Tuning of CO gas sensing performance of spray pyrolyzed ZnO thin films by electron beam irradiation

Electron beam induced effects on the sensing performance of spray-coated ZnO thin films for carbon monoxide (CO) detection are reported. The optical transmittance of pristine film was around 80% and decreased upon e-beam treatment. XRD studies confirmed the hexagonal wurtzite structure of ZnO. Carbon monoxide (CO) sensing measurements performed at 300 °C revealed that irradiated ZnO films exhibited enhanced response and recovery time compared to pristine film.
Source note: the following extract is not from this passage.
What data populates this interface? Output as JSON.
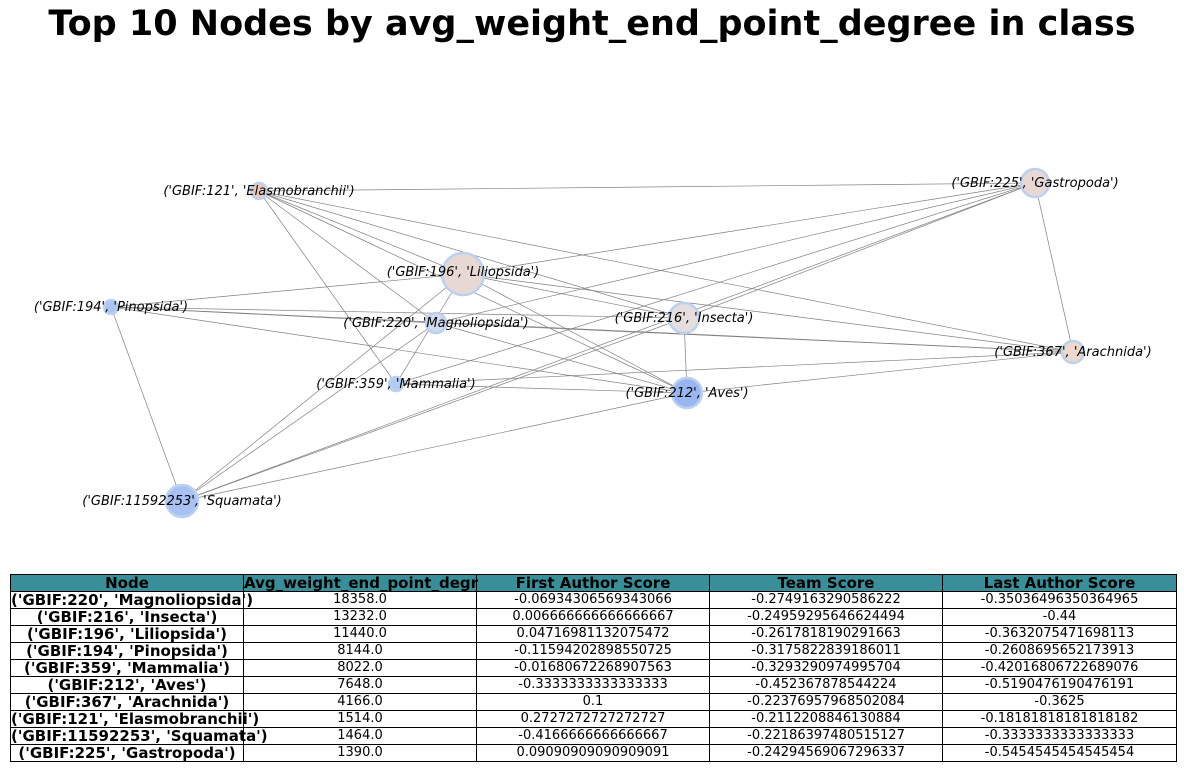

The 5 kGy irradiated film displayed improved sensing performance with respect to response and recovery time towards the CO concentrations tested. It showed a quick response time of 43 s and a recovery time of 77 s towards the lowest detected CO gas limit of 2 ppm. The response time of 10 kGy irradiated film was 5 s towards 2 ppm. The 5 kGy irradiated ZnO sensor exhibited an excellent response of 1.39 and 2.63 towards 2 ppm and 5 ppm of CO gas respectively. The observed enhancement in both response and recovery times as well as response of the sensor is ascribed to the oxygen vacancies present in the film which is evident from the photoluminescence studies and also due to large number of grain boundaries. [Display omitted] •Electron beam irradiated ZnO thin film exhibited improved response and recovery times to low concentration (2 ppm) of CO gas.•Increased oxygen vacancies due to irradiation act as a potential enhancer.•Enhanced sensor response was displayed by 5 kGy irradiated ZnO thin film.